It would appear that agri-industry is losing its two-decade-long battle to prevent labels on foods produced from genetically modified crops.
This despite the millions upon millions of dollars poured into aggressive anti-labelling campaigns during state referendums on the issue.
It has been a fascinating development to watch.
Even as the pro-labellers successfully convinced legislators in Vermont to go with mandatory labelling, the industry took its fight to the U.S. government. There it has become mired in the dysfunction that defines U.S. policy-making these days.
In the end, it only took one state and then one company to start a landslide. Vermont passed its law. As federal legislation shutting that down failed to materialize, Campbell Soup decided to go with labelling, quickly followed by General Mills, Kellogg and Mars. The list continues to grow.
U.S. Agriculture Secretary Tom Vilsack has waded in with his support for digital labelling, allowing motivated consumers to get the information online, rather than putting it on the packaging.

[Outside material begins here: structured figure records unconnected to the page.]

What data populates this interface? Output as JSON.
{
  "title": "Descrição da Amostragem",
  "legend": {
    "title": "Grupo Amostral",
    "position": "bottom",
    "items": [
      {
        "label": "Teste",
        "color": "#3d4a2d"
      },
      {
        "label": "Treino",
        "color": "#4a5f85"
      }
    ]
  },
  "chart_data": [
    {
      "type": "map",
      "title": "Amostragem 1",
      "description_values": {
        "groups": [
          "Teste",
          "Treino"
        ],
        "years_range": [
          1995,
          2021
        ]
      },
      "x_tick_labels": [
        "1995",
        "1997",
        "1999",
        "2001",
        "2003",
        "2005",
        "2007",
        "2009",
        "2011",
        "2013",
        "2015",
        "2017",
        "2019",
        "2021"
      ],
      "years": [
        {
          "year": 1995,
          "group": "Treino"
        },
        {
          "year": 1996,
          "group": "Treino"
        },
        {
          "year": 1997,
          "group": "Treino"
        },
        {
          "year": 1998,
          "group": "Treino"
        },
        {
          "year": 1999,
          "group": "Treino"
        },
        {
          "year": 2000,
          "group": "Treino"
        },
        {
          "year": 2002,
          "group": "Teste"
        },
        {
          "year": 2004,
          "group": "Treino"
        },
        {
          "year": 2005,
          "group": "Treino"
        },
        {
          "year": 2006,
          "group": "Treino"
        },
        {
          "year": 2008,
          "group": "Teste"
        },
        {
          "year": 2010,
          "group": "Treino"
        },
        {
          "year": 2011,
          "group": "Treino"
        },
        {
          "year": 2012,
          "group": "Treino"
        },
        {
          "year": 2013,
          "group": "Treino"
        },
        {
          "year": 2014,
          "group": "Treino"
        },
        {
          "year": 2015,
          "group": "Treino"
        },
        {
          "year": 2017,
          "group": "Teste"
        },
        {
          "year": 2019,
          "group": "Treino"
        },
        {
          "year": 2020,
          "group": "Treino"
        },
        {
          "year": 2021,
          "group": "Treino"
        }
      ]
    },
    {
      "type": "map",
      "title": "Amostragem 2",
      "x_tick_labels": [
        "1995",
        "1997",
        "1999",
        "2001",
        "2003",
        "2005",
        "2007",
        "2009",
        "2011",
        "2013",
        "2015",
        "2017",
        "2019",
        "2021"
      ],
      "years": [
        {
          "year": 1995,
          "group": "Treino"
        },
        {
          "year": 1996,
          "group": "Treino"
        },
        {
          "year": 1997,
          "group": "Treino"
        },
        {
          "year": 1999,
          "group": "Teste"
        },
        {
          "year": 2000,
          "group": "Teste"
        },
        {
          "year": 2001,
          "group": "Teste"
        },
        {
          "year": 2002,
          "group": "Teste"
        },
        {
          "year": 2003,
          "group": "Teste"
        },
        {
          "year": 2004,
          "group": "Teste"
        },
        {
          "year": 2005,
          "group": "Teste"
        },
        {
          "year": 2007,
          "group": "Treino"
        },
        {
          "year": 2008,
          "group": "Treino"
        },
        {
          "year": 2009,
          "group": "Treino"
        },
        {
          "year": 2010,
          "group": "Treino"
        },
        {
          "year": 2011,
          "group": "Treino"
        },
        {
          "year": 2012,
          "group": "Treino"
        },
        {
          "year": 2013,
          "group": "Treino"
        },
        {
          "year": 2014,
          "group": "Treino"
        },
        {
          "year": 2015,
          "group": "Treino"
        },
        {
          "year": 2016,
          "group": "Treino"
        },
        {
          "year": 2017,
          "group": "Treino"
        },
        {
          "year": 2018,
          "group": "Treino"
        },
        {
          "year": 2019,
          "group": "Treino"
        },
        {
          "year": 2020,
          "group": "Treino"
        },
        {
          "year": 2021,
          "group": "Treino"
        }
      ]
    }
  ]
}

Food processors are saying it’s too expensive to put it onto packaging for products sold in one state, so they’ll be changing their packaging for all.
In a roundabout way, losing this battle could help promoters of this new science win the war over those who don’t like it.
The science is pretty clear that although there are downsides to genetic engineering, food safety is not one of them.
Acknowledging consumers’ right to know how their food is produced removes the biggest weapon the anti-GMO campaign has in its arsenal — the notion that the industry opposes labelling because it has something to hide.
Chances are, once consumers are assured of their right to know, most will shrug and continue to buy the products they’ve always enjoyed.